LE MALAISE VÉZIRIAN…

Par Thierry Audibert - Publié le - Mis à jour le
Frank McCourt
Frank McCourt
Exclusive - Olympique de Marseille (OM) Frank McCourt

« Ainsi, pour briser Jobi, le sorcier vaudou, diplômé de la jungle sacré, l’avait envoûté avec un rêve trop beau. Méditez là-dessus, fidèles… ». Livre de Jobi, Henri-Frédéric Blanc.

Grosse bouche ?

À Marseille, quand un individu annonce régulièrement des choses qui n’arrivent jamais, il est qualifié de « grosse bouche » par son entourage, y compris par ses meilleurs amis.

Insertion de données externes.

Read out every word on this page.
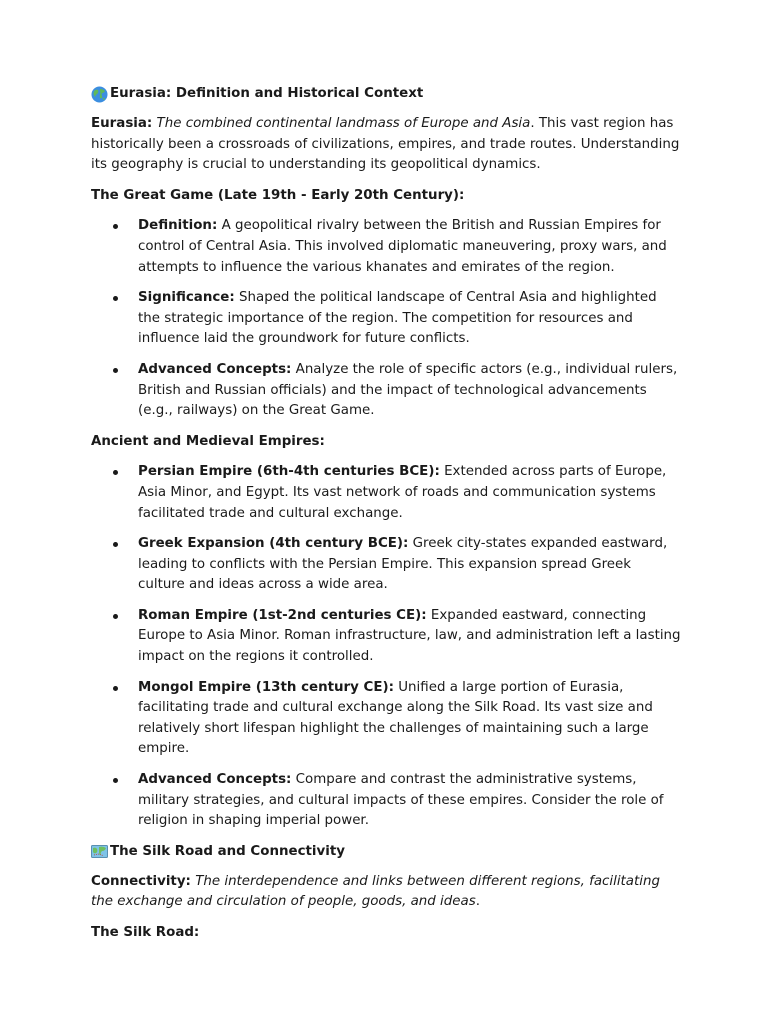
Eurasia: Definition and Historical Context

Eurasia: The combined continental landmass of Europe and Asia. This vast region has historically been a crossroads of civilizations, empires, and trade routes. Understanding its geography is crucial to understanding its geopolitical dynamics.

The Great Game (Late 19th - Early 20th Century):
Definition: A geopolitical rivalry between the British and Russian Empires for control of Central Asia. This involved diplomatic maneuvering, proxy wars, and attempts to influence the various khanates and emirates of the region.
Significance: Shaped the political landscape of Central Asia and highlighted the strategic importance of the region. The competition for resources and influence laid the groundwork for future conflicts.
Advanced Concepts: Analyze the role of specific actors (e.g., individual rulers, British and Russian officials) and the impact of technological advancements (e.g., railways) on the Great Game.
Ancient and Medieval Empires:
Persian Empire (6th-4th centuries BCE): Extended across parts of Europe, Asia Minor, and Egypt. Its vast network of roads and communication systems facilitated trade and cultural exchange.
Greek Expansion (4th century BCE): Greek city-states expanded eastward, leading to conflicts with the Persian Empire. This expansion spread Greek culture and ideas across a wide area.
Roman Empire (1st-2nd centuries CE): Expanded eastward, connecting Europe to Asia Minor. Roman infrastructure, law, and administration left a lasting impact on the regions it controlled.
Mongol Empire (13th century CE): Unified a large portion of Eurasia, facilitating trade and cultural exchange along the Silk Road. Its vast size and relatively short lifespan highlight the challenges of maintaining such a large empire.
Advanced Concepts: Compare and contrast the administrative systems, military strategies, and cultural impacts of these empires. Consider the role of religion in shaping imperial power.
The Silk Road and Connectivity

Connectivity: The interdependence and links between different regions, facilitating the exchange and circulation of people, goods, and ideas.

The Silk Road:
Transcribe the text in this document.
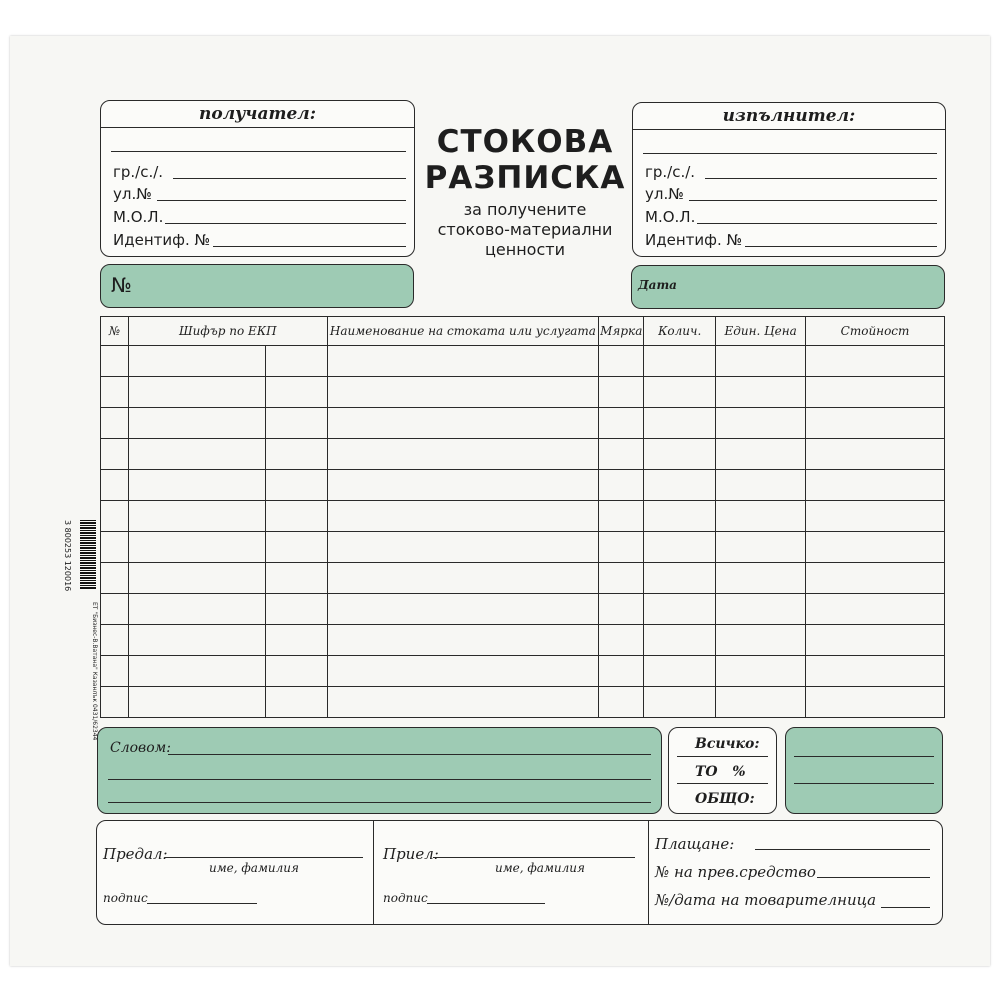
получател:
гр./с./.
ул.№
М.О.Л.
Идентиф. №
СТОКОВА
РАЗПИСКА
за получените
стоково-материални
ценности
изпълнител:
гр./с./.
ул.№
М.О.Л.
Идентиф. №
№	Дата
№	Шифър по ЕКП		Наименование на стоката или услугата	Мярка	Колич.	Един. Цена	Стойност

Словом:	Всичко:
ТО   %
ОБЩО:
Предал:
име, фамилия
подпис
Приел:
име, фамилия
подпис
Плащане:
№ на прев.средство
№/дата на товарителница
3 800253 120016
ЕТ "Бизнес-В.Ватана" Казанлък 0431/62344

Thibaut Vézirian, depuis le mois de février 2021 a pris des positions qui, du fait de l’absence de leur réalisation, inciteraient la plupart des hommes normalement constitués à se mettre durablement dans un grand trou en attendant que cesse de souffler sur eux le terrible vent de la honte. Ce que font parfois les grandes bouches quand elles se font coincer par les évènements.

Une stratégie ?

Invité lundi dernier sur le plateau du FC Marseille, il s’est livré à un habile jeu oratoire pour se dégager des pinces d’opprobre placées sur lui et son image depuis que le temps s’est mis à courir derrière l’annonce de l’imminence de la vente de l’OM au Prince et homme d’affaires saoudien Al Walid Bin Tallal.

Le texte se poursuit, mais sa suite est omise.